Desde 1998, as frutas que contêm antocianinas são estudadas pelo grupo de Adriana. Desde então, surgiram muitos resultados, que renderam inclusive uma maior aproximação co a indústria por meio de convênio. No momento, as pesquisas do grupo concentram-se em desenvolver e caracterizar extratos para aplicação industrial.
Outras propriedades
Pesquisa realizada no Instituto de Tecnologia em Fármacos (Farmanguinhos) da Fiocruz revelou que o chá da folha do jamelão não só combate à inflamação como também tem ação antialérgica, com propriedades semelhantes às da dexametasona, corticóide comum no uso contra casos de alergias.
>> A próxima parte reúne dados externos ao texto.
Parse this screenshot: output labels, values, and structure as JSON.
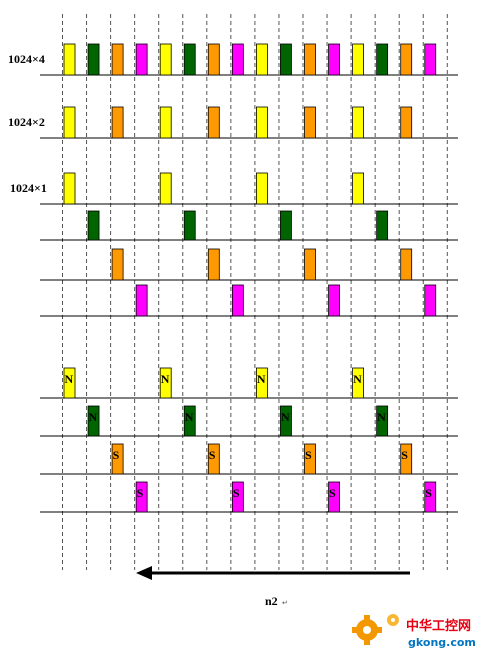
{
  "colors": {
    "yellow": "#ffff00",
    "green": "#006400",
    "orange": "#ff9900",
    "magenta": "#ff00ff",
    "arrow": "#000000",
    "watermark_orange": "#f39800",
    "watermark_red": "#e60012",
    "watermark_blue": "#0075c2"
  },
  "rows": [
    {
      "label": "1024×4",
      "pulses": [
        "yellow",
        "green",
        "orange",
        "magenta",
        "yellow",
        "green",
        "orange",
        "magenta",
        "yellow",
        "green",
        "orange",
        "magenta",
        "yellow",
        "green",
        "orange",
        "magenta"
      ]
    },
    {
      "label": "1024×2",
      "pulses": [
        "yellow",
        "",
        "orange",
        "",
        "yellow",
        "",
        "orange",
        "",
        "yellow",
        "",
        "orange",
        "",
        "yellow",
        "",
        "orange",
        ""
      ]
    },
    {
      "label": "1024×1",
      "pulses": [
        "yellow",
        "",
        "",
        "",
        "yellow",
        "",
        "",
        "",
        "yellow",
        "",
        "",
        "",
        "yellow",
        "",
        "",
        ""
      ]
    },
    {
      "label": "",
      "pulses": [
        "",
        "green",
        "",
        "",
        "",
        "green",
        "",
        "",
        "",
        "green",
        "",
        "",
        "",
        "green",
        "",
        ""
      ]
    },
    {
      "label": "",
      "pulses": [
        "",
        "",
        "orange",
        "",
        "",
        "",
        "orange",
        "",
        "",
        "",
        "orange",
        "",
        "",
        "",
        "orange",
        ""
      ]
    },
    {
      "label": "",
      "pulses": [
        "",
        "",
        "",
        "magenta",
        "",
        "",
        "",
        "magenta",
        "",
        "",
        "",
        "magenta",
        "",
        "",
        "",
        "magenta"
      ]
    },
    {
      "label": "",
      "pulses": [
        "yellow",
        "",
        "",
        "",
        "yellow",
        "",
        "",
        "",
        "yellow",
        "",
        "",
        "",
        "yellow",
        "",
        "",
        ""
      ],
      "pole": "N"
    },
    {
      "label": "",
      "pulses": [
        "",
        "green",
        "",
        "",
        "",
        "green",
        "",
        "",
        "",
        "green",
        "",
        "",
        "",
        "green",
        "",
        ""
      ],
      "pole": "N"
    },
    {
      "label": "",
      "pulses": [
        "",
        "",
        "orange",
        "",
        "",
        "",
        "orange",
        "",
        "",
        "",
        "orange",
        "",
        "",
        "",
        "orange",
        ""
      ],
      "pole": "S"
    },
    {
      "label": "",
      "pulses": [
        "",
        "",
        "",
        "magenta",
        "",
        "",
        "",
        "magenta",
        "",
        "",
        "",
        "magenta",
        "",
        "",
        "",
        "magenta"
      ],
      "pole": "S"
    }
  ],
  "arrow_direction": "left",
  "caption": "n2",
  "watermark": {
    "cn": "中华工控网",
    "domain": "gkong.com"
  }
}
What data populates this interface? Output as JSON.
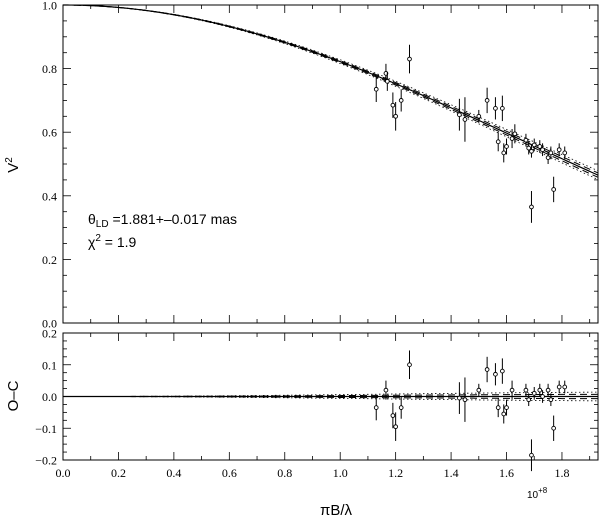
{
  "chart_data": [
    {
      "panel": "top",
      "type": "scatter",
      "ylabel": "V",
      "ylabel_sup": "2",
      "xlim": [
        0.0,
        1.93
      ],
      "ylim": [
        0.0,
        1.0
      ],
      "yticks": [
        "0.0",
        "0.2",
        "0.4",
        "0.6",
        "0.8",
        "1.0"
      ],
      "model": {
        "theta_ld_mas": 1.881,
        "theta_err_mas": 0.017,
        "limb_darkened": true
      },
      "annotations": {
        "theta_symbol": "θ",
        "theta_subscript": "LD",
        "theta_text": " =1.881+–0.017 mas",
        "chi_symbol": "χ",
        "chi_sup": "2",
        "chi_text": " = 1.9"
      },
      "points": [
        {
          "x": 1.13,
          "y": 0.735,
          "err": 0.04
        },
        {
          "x": 1.165,
          "y": 0.785,
          "err": 0.03
        },
        {
          "x": 1.17,
          "y": 0.76,
          "err": 0.03
        },
        {
          "x": 1.19,
          "y": 0.685,
          "err": 0.04
        },
        {
          "x": 1.2,
          "y": 0.65,
          "err": 0.045
        },
        {
          "x": 1.22,
          "y": 0.7,
          "err": 0.035
        },
        {
          "x": 1.25,
          "y": 0.83,
          "err": 0.045
        },
        {
          "x": 1.43,
          "y": 0.655,
          "err": 0.05
        },
        {
          "x": 1.45,
          "y": 0.64,
          "err": 0.07
        },
        {
          "x": 1.5,
          "y": 0.65,
          "err": 0.02
        },
        {
          "x": 1.53,
          "y": 0.7,
          "err": 0.04
        },
        {
          "x": 1.56,
          "y": 0.675,
          "err": 0.035
        },
        {
          "x": 1.57,
          "y": 0.57,
          "err": 0.03
        },
        {
          "x": 1.585,
          "y": 0.675,
          "err": 0.04
        },
        {
          "x": 1.59,
          "y": 0.535,
          "err": 0.03
        },
        {
          "x": 1.6,
          "y": 0.555,
          "err": 0.025
        },
        {
          "x": 1.62,
          "y": 0.58,
          "err": 0.03
        },
        {
          "x": 1.63,
          "y": 0.595,
          "err": 0.03
        },
        {
          "x": 1.67,
          "y": 0.575,
          "err": 0.02
        },
        {
          "x": 1.68,
          "y": 0.55,
          "err": 0.02
        },
        {
          "x": 1.69,
          "y": 0.365,
          "err": 0.05
        },
        {
          "x": 1.69,
          "y": 0.54,
          "err": 0.02
        },
        {
          "x": 1.7,
          "y": 0.56,
          "err": 0.02
        },
        {
          "x": 1.72,
          "y": 0.555,
          "err": 0.02
        },
        {
          "x": 1.73,
          "y": 0.545,
          "err": 0.02
        },
        {
          "x": 1.75,
          "y": 0.52,
          "err": 0.02
        },
        {
          "x": 1.76,
          "y": 0.535,
          "err": 0.02
        },
        {
          "x": 1.77,
          "y": 0.42,
          "err": 0.04
        },
        {
          "x": 1.79,
          "y": 0.545,
          "err": 0.02
        },
        {
          "x": 1.81,
          "y": 0.535,
          "err": 0.02
        }
      ]
    },
    {
      "panel": "bottom",
      "type": "scatter",
      "ylabel": "O–C",
      "xlabel": "πB/λ",
      "x_multiplier_base": "10",
      "x_multiplier_exp": "+8",
      "xlim": [
        0.0,
        1.93
      ],
      "ylim": [
        -0.2,
        0.2
      ],
      "xticks": [
        "0.0",
        "0.2",
        "0.4",
        "0.6",
        "0.8",
        "1.0",
        "1.2",
        "1.4",
        "1.6",
        "1.8"
      ],
      "yticks": [
        "−0.2",
        "−0.1",
        "0.0",
        "0.1",
        "0.2"
      ],
      "points": [
        {
          "x": 1.13,
          "y": -0.035,
          "err": 0.04
        },
        {
          "x": 1.165,
          "y": 0.02,
          "err": 0.03
        },
        {
          "x": 1.19,
          "y": -0.06,
          "err": 0.04
        },
        {
          "x": 1.2,
          "y": -0.095,
          "err": 0.045
        },
        {
          "x": 1.22,
          "y": -0.035,
          "err": 0.035
        },
        {
          "x": 1.25,
          "y": 0.1,
          "err": 0.045
        },
        {
          "x": 1.43,
          "y": -0.005,
          "err": 0.05
        },
        {
          "x": 1.45,
          "y": -0.01,
          "err": 0.07
        },
        {
          "x": 1.5,
          "y": 0.02,
          "err": 0.02
        },
        {
          "x": 1.53,
          "y": 0.085,
          "err": 0.04
        },
        {
          "x": 1.56,
          "y": 0.07,
          "err": 0.035
        },
        {
          "x": 1.57,
          "y": -0.035,
          "err": 0.03
        },
        {
          "x": 1.585,
          "y": 0.08,
          "err": 0.04
        },
        {
          "x": 1.59,
          "y": -0.055,
          "err": 0.03
        },
        {
          "x": 1.6,
          "y": -0.035,
          "err": 0.025
        },
        {
          "x": 1.62,
          "y": 0.02,
          "err": 0.03
        },
        {
          "x": 1.67,
          "y": 0.02,
          "err": 0.02
        },
        {
          "x": 1.68,
          "y": -0.01,
          "err": 0.02
        },
        {
          "x": 1.69,
          "y": -0.185,
          "err": 0.05
        },
        {
          "x": 1.7,
          "y": 0.01,
          "err": 0.02
        },
        {
          "x": 1.72,
          "y": 0.02,
          "err": 0.02
        },
        {
          "x": 1.73,
          "y": 0.0,
          "err": 0.02
        },
        {
          "x": 1.75,
          "y": 0.02,
          "err": 0.02
        },
        {
          "x": 1.76,
          "y": -0.01,
          "err": 0.02
        },
        {
          "x": 1.77,
          "y": -0.1,
          "err": 0.04
        },
        {
          "x": 1.79,
          "y": 0.03,
          "err": 0.02
        },
        {
          "x": 1.81,
          "y": 0.03,
          "err": 0.02
        }
      ]
    }
  ],
  "top_xtick_labels_shown": false
}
Além do jamelão, foram estudadas quatro espécies da família Myrtacea: Eugenia aquea (um tipo de jambo), E. involucatra (cereja-do-Rio-Grande), E. brasiliensis (grumixama) e E. sulcata (tipo de pitanga).
Resultados em cobaias
Os pesquisadores injetaram na pata de camundongos uma substância química que induz a um processo de inflamação, provocando um inchaço no local. Em quatro horas, o extrato aquoso da folha de cada uma das cinco plantas analisadas se mostrou capaz de reduzir o inchaço em cerca de 50%, de acordo com a Fiocruz.
Em outro expeimento, as patas das cobaias receberam uma substância indutora de um quadro que simula uma reação alérgica, o que também gerou um inchaço. Neste ensaio, a administração oral dos extratos não surtiu efeito benéfico significativo, exceto no caso do jamelão, cujo chá, depois de meia hora, permitiu uma redução de cerca de 80% do inchaço.
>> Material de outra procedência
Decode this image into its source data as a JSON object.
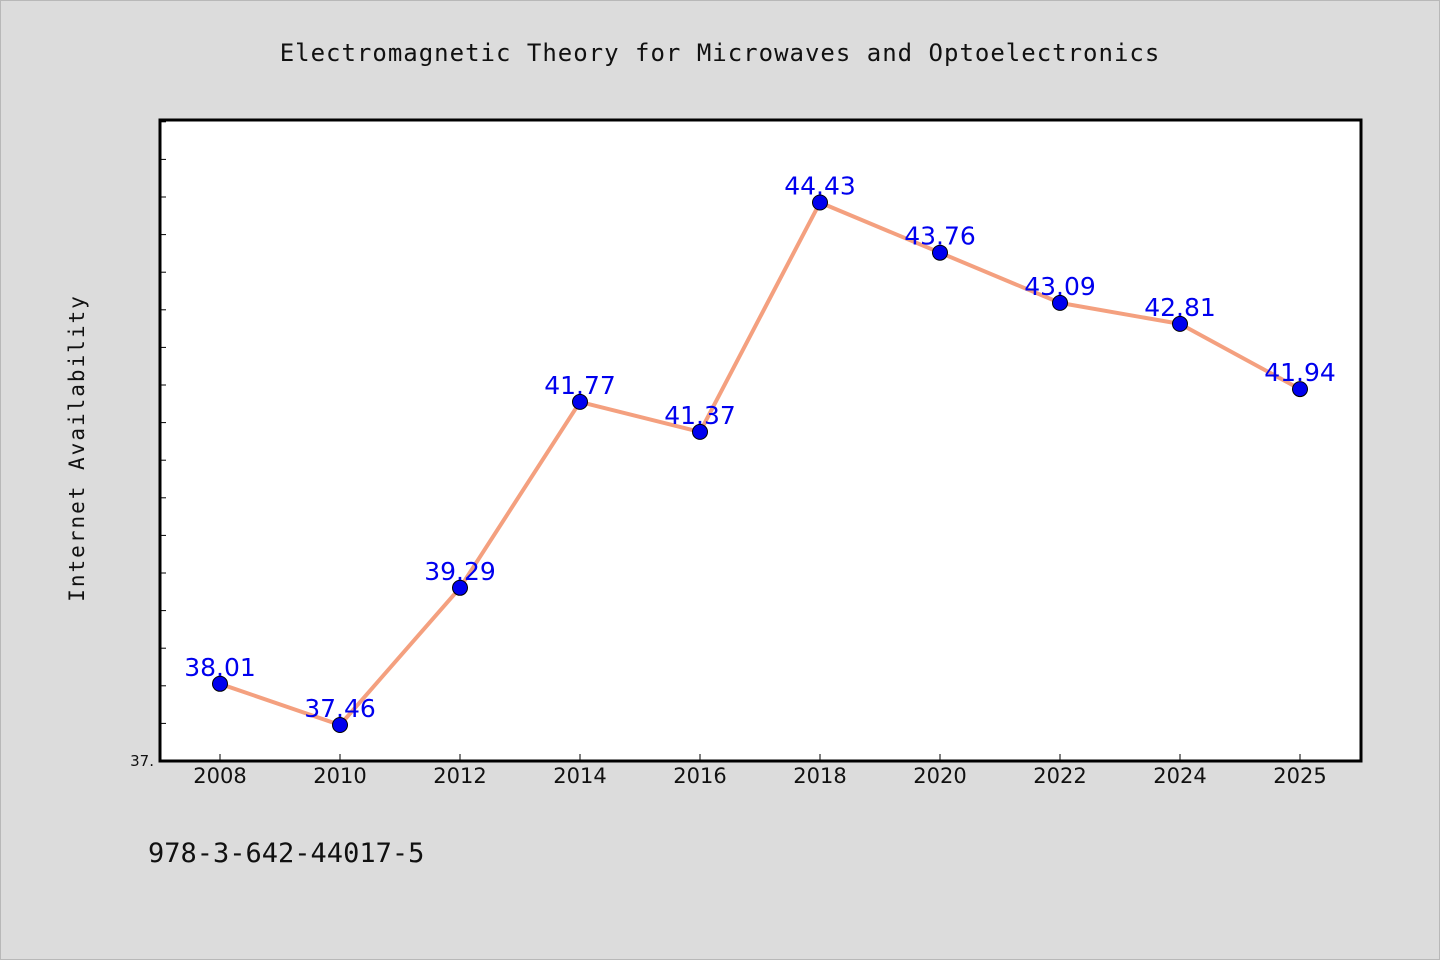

Para confirmar esse achado sobre a ação antialérgica do jamelão, foram feitos outros testes, desta vez com camundongos alérgicos à albumina (tipo de proteína encontrada no ovo, por exemplo). Esses animais receberam injeções de albumina na pata e na cavidade torácica. O uso oral do extrato aquoso de jamelão novamente garantiu, em meia hora, cerca de 80% de redução do inchaço na pata.
O jamelão faz parte da família Myrtacea, que é formada por árvores frutíferas que têm usos variados na medicina popular e são de grande interesse para os químicos, já que suas folhas produzem óleos essenciais.
SAIBA MAIS
Nome popular: jamelão, jambolão, jambeiro e azeitona
Nome centífico: Eugenia jambolana
Família botânica: Myrtaceae
Origem: Índia
Características da planta:
Árvore de até 10 metros de altura. Copa ampla e muito ramificada. Folhas lisas e brilhantes. Flores creme ou brancas, com pétalas arredondadas, em forma de capuz.
Fruto: forma ovóide, pequeno, de coloração roxo-avermelhada a quase negra, quando maduro. Polpa carnosa que envolve uma semente.
Cultivo: multiplica-se por sementes, desenvolve-se bem em qualquer tipo de solo, porém permeáveis e profundos. Prefere climas quentes e úmidos, principalmente de regiões litorâneas. Frutifica de janeiro a maio.